Atonement is an example of metafiction in that the novel is concerned with the invention and spread of stories, while also containing an awareness of its own fictional nature. Metafiction is a literary term that refers to novels and other forms of fiction that demonstrate an awareness of their own literary, fictional, or artificial nature. Briony is the focus in the novel’s metafiction. From a young age, she is certain that she is a writer and that her literary talents give her insight into the world that is denied to most of her peers. Briony realizes the power of storytelling early in her life and weaponizes it when she decides to accuse Robbie of rape.
After acknowledging her error many years later, Briony begins to rewrite her story. Throughout her life, she has come to understand the world by reducing it to characters that she can manipulate. By rewriting, editing, and changing her stories, she improves her understanding of others’ motivations. The character she understands the least, however, is herself. The more Briony writes, the more she begins to understand her mistakes. The events of that fateful day become the main story of her life. She writes and rewrites the story, using fiction as a way to improve her understanding of what actually took place.
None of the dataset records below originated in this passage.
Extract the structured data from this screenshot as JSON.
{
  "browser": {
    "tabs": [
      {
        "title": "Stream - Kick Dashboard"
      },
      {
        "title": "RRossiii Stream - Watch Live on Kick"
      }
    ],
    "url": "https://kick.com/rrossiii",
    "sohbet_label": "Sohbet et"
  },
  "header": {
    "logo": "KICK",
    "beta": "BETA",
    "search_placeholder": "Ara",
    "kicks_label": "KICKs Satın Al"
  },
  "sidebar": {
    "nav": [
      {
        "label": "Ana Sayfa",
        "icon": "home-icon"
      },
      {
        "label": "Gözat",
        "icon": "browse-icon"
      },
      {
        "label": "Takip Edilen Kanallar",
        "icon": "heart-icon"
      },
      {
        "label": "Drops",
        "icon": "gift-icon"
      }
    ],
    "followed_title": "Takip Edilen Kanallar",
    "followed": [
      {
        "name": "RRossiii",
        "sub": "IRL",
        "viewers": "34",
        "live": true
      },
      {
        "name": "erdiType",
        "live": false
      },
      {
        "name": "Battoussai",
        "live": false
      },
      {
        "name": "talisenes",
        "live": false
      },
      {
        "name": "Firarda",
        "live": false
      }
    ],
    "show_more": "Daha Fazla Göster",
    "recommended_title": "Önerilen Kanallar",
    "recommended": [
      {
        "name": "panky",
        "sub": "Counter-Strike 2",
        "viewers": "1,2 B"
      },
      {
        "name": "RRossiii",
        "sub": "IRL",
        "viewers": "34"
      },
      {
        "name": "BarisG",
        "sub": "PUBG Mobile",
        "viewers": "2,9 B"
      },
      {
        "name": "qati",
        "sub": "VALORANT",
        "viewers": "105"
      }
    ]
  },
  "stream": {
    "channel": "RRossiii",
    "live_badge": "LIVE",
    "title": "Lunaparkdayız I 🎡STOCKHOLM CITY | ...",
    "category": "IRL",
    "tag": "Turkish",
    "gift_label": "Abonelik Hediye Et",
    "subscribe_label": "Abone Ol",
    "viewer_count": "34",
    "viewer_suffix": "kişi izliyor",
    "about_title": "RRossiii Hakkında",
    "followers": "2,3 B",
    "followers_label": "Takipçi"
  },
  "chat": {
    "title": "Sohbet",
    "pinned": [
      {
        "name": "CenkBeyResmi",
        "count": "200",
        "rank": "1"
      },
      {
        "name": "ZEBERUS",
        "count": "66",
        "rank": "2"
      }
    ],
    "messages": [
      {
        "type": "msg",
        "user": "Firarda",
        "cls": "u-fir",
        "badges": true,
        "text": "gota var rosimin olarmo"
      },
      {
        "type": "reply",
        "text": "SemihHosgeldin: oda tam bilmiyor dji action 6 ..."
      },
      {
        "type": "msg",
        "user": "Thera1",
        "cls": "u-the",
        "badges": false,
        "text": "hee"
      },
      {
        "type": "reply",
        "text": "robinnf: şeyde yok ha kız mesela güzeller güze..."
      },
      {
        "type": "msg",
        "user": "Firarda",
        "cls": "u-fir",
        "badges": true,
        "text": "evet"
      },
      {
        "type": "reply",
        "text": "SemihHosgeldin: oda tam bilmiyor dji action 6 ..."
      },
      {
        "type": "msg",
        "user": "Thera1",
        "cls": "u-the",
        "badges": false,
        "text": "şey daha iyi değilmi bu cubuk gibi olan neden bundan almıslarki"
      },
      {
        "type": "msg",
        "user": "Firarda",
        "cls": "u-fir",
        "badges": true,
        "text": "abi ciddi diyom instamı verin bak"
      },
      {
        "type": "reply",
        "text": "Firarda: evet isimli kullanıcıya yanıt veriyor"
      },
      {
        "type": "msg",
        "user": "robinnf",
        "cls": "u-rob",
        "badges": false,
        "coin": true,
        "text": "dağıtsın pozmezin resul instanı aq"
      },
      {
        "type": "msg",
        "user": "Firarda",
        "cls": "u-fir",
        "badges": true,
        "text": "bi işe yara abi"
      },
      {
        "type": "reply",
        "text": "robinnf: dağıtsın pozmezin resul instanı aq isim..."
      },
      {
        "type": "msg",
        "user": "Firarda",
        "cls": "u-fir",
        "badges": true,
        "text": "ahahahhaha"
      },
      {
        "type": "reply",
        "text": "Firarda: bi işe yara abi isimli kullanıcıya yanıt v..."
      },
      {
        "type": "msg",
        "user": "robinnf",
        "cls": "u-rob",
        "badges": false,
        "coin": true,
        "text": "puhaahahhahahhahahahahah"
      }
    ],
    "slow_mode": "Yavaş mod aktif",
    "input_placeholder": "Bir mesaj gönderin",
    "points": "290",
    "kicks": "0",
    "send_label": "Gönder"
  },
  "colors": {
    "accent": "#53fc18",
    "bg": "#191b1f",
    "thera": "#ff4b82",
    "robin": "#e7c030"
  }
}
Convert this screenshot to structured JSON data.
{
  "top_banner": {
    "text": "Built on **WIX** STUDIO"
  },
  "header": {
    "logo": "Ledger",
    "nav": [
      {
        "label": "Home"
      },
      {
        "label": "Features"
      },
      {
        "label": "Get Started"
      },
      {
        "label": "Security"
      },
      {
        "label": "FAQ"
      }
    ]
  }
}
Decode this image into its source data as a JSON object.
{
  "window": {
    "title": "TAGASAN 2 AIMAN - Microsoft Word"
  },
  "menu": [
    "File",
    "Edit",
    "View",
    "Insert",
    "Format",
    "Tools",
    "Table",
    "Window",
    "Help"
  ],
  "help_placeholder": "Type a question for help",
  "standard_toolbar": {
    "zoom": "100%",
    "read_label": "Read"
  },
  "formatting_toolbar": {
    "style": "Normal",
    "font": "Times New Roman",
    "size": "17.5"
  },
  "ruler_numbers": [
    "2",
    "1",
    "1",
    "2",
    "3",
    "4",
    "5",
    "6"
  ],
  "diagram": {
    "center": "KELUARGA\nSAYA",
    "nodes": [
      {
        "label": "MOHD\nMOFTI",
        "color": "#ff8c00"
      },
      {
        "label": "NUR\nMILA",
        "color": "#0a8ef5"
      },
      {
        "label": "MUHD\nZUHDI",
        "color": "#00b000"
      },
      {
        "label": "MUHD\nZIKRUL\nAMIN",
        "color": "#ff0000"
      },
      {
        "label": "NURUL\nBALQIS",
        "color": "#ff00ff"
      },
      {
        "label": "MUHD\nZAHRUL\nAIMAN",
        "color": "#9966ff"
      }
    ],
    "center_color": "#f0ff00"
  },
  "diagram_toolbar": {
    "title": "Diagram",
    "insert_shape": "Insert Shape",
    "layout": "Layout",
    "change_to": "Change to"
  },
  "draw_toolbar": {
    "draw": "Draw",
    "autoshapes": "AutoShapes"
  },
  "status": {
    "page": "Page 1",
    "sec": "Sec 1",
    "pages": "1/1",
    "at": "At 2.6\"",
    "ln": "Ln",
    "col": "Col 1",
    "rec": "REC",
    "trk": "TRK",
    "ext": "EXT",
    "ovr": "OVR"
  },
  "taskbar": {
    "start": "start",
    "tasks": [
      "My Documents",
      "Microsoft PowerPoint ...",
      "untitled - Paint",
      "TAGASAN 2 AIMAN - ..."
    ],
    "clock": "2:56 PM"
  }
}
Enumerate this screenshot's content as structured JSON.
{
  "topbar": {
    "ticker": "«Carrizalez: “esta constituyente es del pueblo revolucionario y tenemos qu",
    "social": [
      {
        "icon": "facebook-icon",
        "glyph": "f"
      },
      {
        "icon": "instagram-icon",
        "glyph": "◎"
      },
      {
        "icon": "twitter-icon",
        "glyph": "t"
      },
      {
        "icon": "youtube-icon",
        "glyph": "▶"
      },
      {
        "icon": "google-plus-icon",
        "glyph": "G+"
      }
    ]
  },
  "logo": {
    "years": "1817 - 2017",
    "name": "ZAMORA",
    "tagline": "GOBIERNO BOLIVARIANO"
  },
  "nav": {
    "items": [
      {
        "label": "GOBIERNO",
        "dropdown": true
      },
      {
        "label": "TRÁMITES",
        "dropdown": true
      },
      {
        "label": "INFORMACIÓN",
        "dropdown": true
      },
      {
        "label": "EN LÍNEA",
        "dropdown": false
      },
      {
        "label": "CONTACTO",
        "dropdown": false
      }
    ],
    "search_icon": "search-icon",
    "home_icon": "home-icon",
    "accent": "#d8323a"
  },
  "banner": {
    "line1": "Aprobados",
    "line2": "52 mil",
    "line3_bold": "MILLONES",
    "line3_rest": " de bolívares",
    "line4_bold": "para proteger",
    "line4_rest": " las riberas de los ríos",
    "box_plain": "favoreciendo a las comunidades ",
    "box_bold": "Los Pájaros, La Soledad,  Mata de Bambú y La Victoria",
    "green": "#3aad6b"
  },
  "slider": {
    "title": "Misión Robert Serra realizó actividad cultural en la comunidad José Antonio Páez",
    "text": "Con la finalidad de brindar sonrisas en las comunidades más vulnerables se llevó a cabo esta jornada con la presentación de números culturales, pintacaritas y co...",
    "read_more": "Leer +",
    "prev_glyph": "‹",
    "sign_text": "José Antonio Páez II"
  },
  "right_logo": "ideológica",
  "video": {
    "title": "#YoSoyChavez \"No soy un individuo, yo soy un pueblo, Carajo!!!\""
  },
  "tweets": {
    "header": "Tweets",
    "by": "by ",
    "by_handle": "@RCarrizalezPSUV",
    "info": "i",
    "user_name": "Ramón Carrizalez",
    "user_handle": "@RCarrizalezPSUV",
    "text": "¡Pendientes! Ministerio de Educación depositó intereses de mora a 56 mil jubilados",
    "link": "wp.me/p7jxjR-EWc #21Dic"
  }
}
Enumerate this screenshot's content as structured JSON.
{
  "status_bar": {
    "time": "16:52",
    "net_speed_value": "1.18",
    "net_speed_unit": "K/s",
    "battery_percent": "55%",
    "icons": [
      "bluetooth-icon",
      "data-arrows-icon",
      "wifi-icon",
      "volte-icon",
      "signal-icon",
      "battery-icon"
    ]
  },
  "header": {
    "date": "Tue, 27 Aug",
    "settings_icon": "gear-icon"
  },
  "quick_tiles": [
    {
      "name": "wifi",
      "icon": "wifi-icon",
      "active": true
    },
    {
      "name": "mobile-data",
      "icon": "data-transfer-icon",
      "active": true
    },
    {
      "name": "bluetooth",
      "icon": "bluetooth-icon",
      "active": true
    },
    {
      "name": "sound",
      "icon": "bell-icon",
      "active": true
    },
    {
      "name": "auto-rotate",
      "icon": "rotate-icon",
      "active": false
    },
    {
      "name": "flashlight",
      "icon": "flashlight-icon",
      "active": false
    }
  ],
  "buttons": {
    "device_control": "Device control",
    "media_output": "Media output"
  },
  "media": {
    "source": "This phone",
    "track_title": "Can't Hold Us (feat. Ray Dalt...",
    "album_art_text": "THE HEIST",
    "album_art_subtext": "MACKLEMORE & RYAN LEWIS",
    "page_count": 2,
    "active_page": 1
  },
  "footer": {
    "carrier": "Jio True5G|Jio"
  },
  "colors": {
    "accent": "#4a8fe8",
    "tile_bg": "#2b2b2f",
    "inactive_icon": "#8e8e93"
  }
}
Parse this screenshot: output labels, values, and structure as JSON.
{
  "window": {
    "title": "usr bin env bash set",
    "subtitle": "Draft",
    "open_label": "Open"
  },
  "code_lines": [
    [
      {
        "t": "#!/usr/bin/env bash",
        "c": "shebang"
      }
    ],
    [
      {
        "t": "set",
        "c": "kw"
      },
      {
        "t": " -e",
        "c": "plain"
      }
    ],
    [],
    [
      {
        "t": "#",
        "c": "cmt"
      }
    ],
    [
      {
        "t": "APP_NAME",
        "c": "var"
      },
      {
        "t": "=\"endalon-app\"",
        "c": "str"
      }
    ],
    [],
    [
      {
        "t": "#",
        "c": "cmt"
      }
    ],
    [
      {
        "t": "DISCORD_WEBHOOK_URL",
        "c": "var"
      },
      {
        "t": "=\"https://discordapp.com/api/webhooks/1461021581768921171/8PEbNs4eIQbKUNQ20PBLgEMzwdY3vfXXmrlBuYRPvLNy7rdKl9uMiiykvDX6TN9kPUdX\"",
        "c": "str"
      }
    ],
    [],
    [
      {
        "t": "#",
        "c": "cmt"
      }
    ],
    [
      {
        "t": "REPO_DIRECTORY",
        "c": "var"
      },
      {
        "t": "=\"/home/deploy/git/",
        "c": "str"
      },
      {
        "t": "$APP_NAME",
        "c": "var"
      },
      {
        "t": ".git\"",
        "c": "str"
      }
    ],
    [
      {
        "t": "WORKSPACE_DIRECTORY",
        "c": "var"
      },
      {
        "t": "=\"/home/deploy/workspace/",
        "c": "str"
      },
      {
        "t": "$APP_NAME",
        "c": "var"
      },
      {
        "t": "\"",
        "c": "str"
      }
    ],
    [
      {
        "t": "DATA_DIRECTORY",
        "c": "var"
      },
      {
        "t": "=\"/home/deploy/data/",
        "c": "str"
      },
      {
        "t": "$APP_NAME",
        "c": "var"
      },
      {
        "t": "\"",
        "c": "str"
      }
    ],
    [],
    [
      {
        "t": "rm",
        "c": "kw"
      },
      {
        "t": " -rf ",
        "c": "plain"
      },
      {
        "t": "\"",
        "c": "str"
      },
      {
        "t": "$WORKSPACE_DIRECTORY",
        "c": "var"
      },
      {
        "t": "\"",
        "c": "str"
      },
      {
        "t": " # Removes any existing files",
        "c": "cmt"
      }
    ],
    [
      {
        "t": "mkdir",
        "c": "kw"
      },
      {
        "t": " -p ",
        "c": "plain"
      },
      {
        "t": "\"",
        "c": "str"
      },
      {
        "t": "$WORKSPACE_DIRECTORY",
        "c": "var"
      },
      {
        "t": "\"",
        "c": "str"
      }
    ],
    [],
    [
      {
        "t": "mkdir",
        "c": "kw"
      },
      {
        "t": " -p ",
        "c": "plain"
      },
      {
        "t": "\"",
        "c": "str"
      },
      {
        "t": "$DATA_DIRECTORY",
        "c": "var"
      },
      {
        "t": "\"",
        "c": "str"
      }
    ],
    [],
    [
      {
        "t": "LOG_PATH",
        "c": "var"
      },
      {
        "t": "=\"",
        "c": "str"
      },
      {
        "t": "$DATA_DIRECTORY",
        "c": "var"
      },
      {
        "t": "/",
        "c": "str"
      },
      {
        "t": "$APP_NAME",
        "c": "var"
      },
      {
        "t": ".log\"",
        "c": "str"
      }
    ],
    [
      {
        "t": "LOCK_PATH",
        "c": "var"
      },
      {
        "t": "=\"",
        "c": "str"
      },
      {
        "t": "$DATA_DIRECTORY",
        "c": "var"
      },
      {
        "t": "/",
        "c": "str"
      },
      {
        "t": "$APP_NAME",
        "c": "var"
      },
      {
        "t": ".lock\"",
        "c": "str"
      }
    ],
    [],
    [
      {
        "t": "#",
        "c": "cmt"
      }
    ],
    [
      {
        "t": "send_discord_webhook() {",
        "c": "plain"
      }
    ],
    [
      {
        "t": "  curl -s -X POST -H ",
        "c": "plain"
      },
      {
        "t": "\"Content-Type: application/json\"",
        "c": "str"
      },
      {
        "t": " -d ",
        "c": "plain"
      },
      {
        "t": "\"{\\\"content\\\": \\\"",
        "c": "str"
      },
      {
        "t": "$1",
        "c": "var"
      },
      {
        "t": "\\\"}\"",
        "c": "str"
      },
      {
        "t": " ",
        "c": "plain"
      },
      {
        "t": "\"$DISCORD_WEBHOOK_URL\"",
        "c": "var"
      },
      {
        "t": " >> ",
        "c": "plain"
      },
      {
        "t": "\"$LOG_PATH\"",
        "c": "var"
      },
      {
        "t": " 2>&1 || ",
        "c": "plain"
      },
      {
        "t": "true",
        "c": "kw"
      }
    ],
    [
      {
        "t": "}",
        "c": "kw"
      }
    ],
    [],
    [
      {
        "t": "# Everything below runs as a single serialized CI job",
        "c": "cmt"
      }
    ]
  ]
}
The more she writes, the more horrified she becomes. Because Briony does not truly understand the events until much later in her life, none of the stories she produced feel authentic or complete. Her story’s rejection from the literary magazine reveals that her story’s faults reflect her inner struggle. The retelling, rewriting, and criticism of the story is a metafictional extension of the way in which Briony is wrestling with her guilt and trying to understand the ramifications of what she has done.
By the end of the novel, Briony reveals that the story is finally complete. The story she has spent decades trying to write is Atonement. Foregrounding the main narrative as a fiction within a fiction, McEwan changes the reader’s assumptions of the text they have encountered: He poses the question of what changes when the reader perceives the fictional story they are reading as having been fictionalized in a way they do not expect. Metafiction interrupts the willful suspension of disbelief, making it impossible for the reader to dissolve the barriers between fiction and reality. Since McEwan is the author of Briony’s story, the question arises as to whether Briony, a fictional character, has the power to atone for an act she technically did not commit. Just as Briony invents a story about Robbie, McEwan is inventing a story about Briony. The only non-invented element of the novel is the war. Neither McEwan nor Briony has the ability to change the devastation World War II caused in the real world or alter the fates of real people who, like Cecilia and Robbie, were never able to fulfill their dreams. Atonement asks whether atonement is possible for individuals and for society on a larger scale once injustice has ended someone’s life.